With the increasing commoditisation of legal work, an understanding of the cost structure becomes crucial. Very simply, price movement can have a greater proportional impact on the quantity of legal services demanded. Increase your price and demand drops drastically. Decrease your price below your cost of production and your firm ends up losing money.
In a straw poll on the elasticity of legal services conducted during the 2017 Corporate Counsel event, an overwhelming number of in-house counsel acknowledged the price elasticity of legal services and the presence of a buyer market for legal services in Singapore. Yet, our conversations with legal practitioners operating in the Asia Pacific region affirms our belief which is contained in a study conducted by the Law Society of Australia that very few practitioners have calculated their cost of production.

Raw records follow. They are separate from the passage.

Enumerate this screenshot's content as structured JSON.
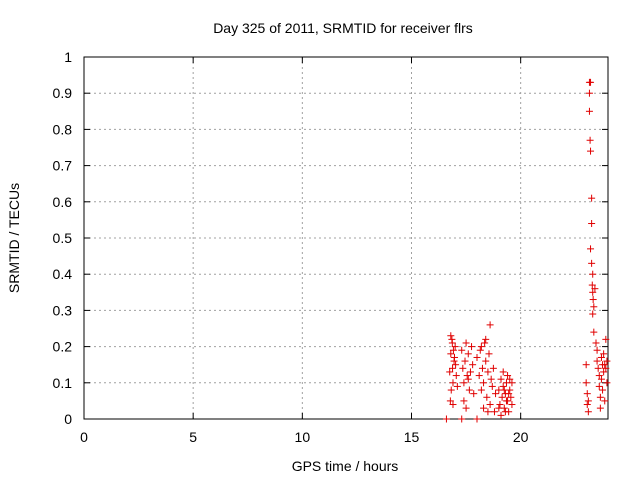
{
  "chart_data": {
    "type": "scatter",
    "title": "Day 325 of 2011, SRMTID for receiver flrs",
    "xlabel": "GPS time / hours",
    "ylabel": "SRMTID / TECUs",
    "xlim": [
      0,
      24
    ],
    "ylim": [
      0,
      1
    ],
    "xticks": [
      0,
      5,
      10,
      15,
      20
    ],
    "yticks": [
      0,
      0.1,
      0.2,
      0.3,
      0.4,
      0.5,
      0.6,
      0.7,
      0.8,
      0.9,
      1
    ],
    "xtick_labels": [
      "0",
      "5",
      "10",
      "15",
      "20"
    ],
    "ytick_labels": [
      "0",
      "0.1",
      "0.2",
      "0.3",
      "0.4",
      "0.5",
      "0.6",
      "0.7",
      "0.8",
      "0.9",
      "1"
    ],
    "grid": true,
    "marker": "+",
    "marker_color": "#e00000",
    "series": [
      {
        "name": "SRMTID",
        "points": [
          [
            16.6,
            0.0
          ],
          [
            17.3,
            0.0
          ],
          [
            18.0,
            0.0
          ],
          [
            16.75,
            0.13
          ],
          [
            16.8,
            0.18
          ],
          [
            16.85,
            0.22
          ],
          [
            16.9,
            0.1
          ],
          [
            16.95,
            0.16
          ],
          [
            17.0,
            0.2
          ],
          [
            16.78,
            0.05
          ],
          [
            16.82,
            0.08
          ],
          [
            16.88,
            0.14
          ],
          [
            16.92,
            0.19
          ],
          [
            17.05,
            0.12
          ],
          [
            17.1,
            0.09
          ],
          [
            16.8,
            0.23
          ],
          [
            16.87,
            0.21
          ],
          [
            16.97,
            0.17
          ],
          [
            17.02,
            0.15
          ],
          [
            16.9,
            0.04
          ],
          [
            17.3,
            0.19
          ],
          [
            17.35,
            0.14
          ],
          [
            17.4,
            0.1
          ],
          [
            17.45,
            0.16
          ],
          [
            17.5,
            0.21
          ],
          [
            17.55,
            0.12
          ],
          [
            17.6,
            0.18
          ],
          [
            17.65,
            0.08
          ],
          [
            17.7,
            0.13
          ],
          [
            17.75,
            0.2
          ],
          [
            17.4,
            0.05
          ],
          [
            17.5,
            0.03
          ],
          [
            17.6,
            0.11
          ],
          [
            17.8,
            0.15
          ],
          [
            17.85,
            0.07
          ],
          [
            18.0,
            0.17
          ],
          [
            18.1,
            0.12
          ],
          [
            18.15,
            0.19
          ],
          [
            18.2,
            0.08
          ],
          [
            18.25,
            0.14
          ],
          [
            18.3,
            0.1
          ],
          [
            18.35,
            0.21
          ],
          [
            18.4,
            0.16
          ],
          [
            18.45,
            0.06
          ],
          [
            18.5,
            0.13
          ],
          [
            18.55,
            0.18
          ],
          [
            18.6,
            0.26
          ],
          [
            18.6,
            0.04
          ],
          [
            18.65,
            0.11
          ],
          [
            18.7,
            0.09
          ],
          [
            18.75,
            0.14
          ],
          [
            18.8,
            0.02
          ],
          [
            18.85,
            0.07
          ],
          [
            18.2,
            0.2
          ],
          [
            18.4,
            0.22
          ],
          [
            18.5,
            0.02
          ],
          [
            18.3,
            0.03
          ],
          [
            19.0,
            0.08
          ],
          [
            19.05,
            0.04
          ],
          [
            19.1,
            0.11
          ],
          [
            19.15,
            0.06
          ],
          [
            19.2,
            0.09
          ],
          [
            19.25,
            0.03
          ],
          [
            19.3,
            0.07
          ],
          [
            19.35,
            0.1
          ],
          [
            19.4,
            0.05
          ],
          [
            19.45,
            0.02
          ],
          [
            19.5,
            0.08
          ],
          [
            19.55,
            0.06
          ],
          [
            19.6,
            0.04
          ],
          [
            19.2,
            0.13
          ],
          [
            19.4,
            0.12
          ],
          [
            19.5,
            0.11
          ],
          [
            19.1,
            0.01
          ],
          [
            19.3,
            0.02
          ],
          [
            19.0,
            0.03
          ],
          [
            19.6,
            0.1
          ],
          [
            19.25,
            0.08
          ],
          [
            19.45,
            0.07
          ],
          [
            19.35,
            0.05
          ],
          [
            23.0,
            0.15
          ],
          [
            23.0,
            0.1
          ],
          [
            23.05,
            0.07
          ],
          [
            23.05,
            0.04
          ],
          [
            23.1,
            0.02
          ],
          [
            23.1,
            0.05
          ],
          [
            23.15,
            0.93
          ],
          [
            23.2,
            0.93
          ],
          [
            23.15,
            0.9
          ],
          [
            23.15,
            0.85
          ],
          [
            23.18,
            0.77
          ],
          [
            23.2,
            0.74
          ],
          [
            23.25,
            0.61
          ],
          [
            23.25,
            0.54
          ],
          [
            23.2,
            0.47
          ],
          [
            23.25,
            0.43
          ],
          [
            23.3,
            0.4
          ],
          [
            23.28,
            0.37
          ],
          [
            23.3,
            0.35
          ],
          [
            23.32,
            0.33
          ],
          [
            23.35,
            0.31
          ],
          [
            23.3,
            0.29
          ],
          [
            23.4,
            0.36
          ],
          [
            23.35,
            0.24
          ],
          [
            23.45,
            0.21
          ],
          [
            23.5,
            0.19
          ],
          [
            23.5,
            0.16
          ],
          [
            23.55,
            0.14
          ],
          [
            23.6,
            0.12
          ],
          [
            23.6,
            0.09
          ],
          [
            23.65,
            0.06
          ],
          [
            23.65,
            0.03
          ],
          [
            23.7,
            0.17
          ],
          [
            23.7,
            0.11
          ],
          [
            23.75,
            0.15
          ],
          [
            23.75,
            0.08
          ],
          [
            23.8,
            0.13
          ],
          [
            23.8,
            0.18
          ],
          [
            23.85,
            0.15
          ],
          [
            23.85,
            0.05
          ],
          [
            23.9,
            0.22
          ],
          [
            23.9,
            0.14
          ],
          [
            23.95,
            0.1
          ],
          [
            23.95,
            0.16
          ]
        ]
      }
    ]
  }
}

To put in bluntly, the study states that “they [legal practitioners] have absolutely no idea how much it costs them to produce their legal services. Financially, they are just winging it. This is troubling as only by understanding the cost structure of a law firm can a law firm plan, invest, and justify any investment in technology.
To adopt any form of technology without such an analysis would be in the words of a lawyer be considered – negligent.
In the opening of the legal year for 2018, Chief Justice, Sundaresh Menon mooted the idea of a low bono scheme for family disputes. If realised, it would mean legal help at a discounted rate for those who do not qualify for pro bono aid but find it difficult to afford a lawyer. It is submitted that such low bono schemes may soon be the norm as supposed to the exception.
In the ever increasingly competitive legal industry where legal work is commoditized and firms compete on cost, how then should a law firm react? LegalFAB is a firm believer that lower prices need not equate to lower overall profitability of the firm (or profitability per partner). However, only by understanding the cost of production of legal services, the breakdown of a firm clientele can a law firm utilizes technology to achieve greater productivity and attract more clients.
With the introduction of Uber and Grab disruptors in the Singapore taxi industry, a common sight these days is the number of vacant taxis plying the street. Lawyers should not lull themselves into a false sense of security that they stand immune from legal disruptions, or that this is passing fade. In the same vein, the number of legal practitioners that have succeeded by moving to other industries also suggests that technology disruptors in this field should not underestimate the capacity of legal practitioners to innovate.
 While we acknowledge that this concept may not be applied wholesale to a profession which involves providing a service to the society at large, we use the example to illustrate the profit-focused of commercial law firms.
 As such, for cost-sensitive matters for which a fixed fee has been agreed, client work is normally completed at different levels of seniority, with the aim of reining in the marginal cost of work.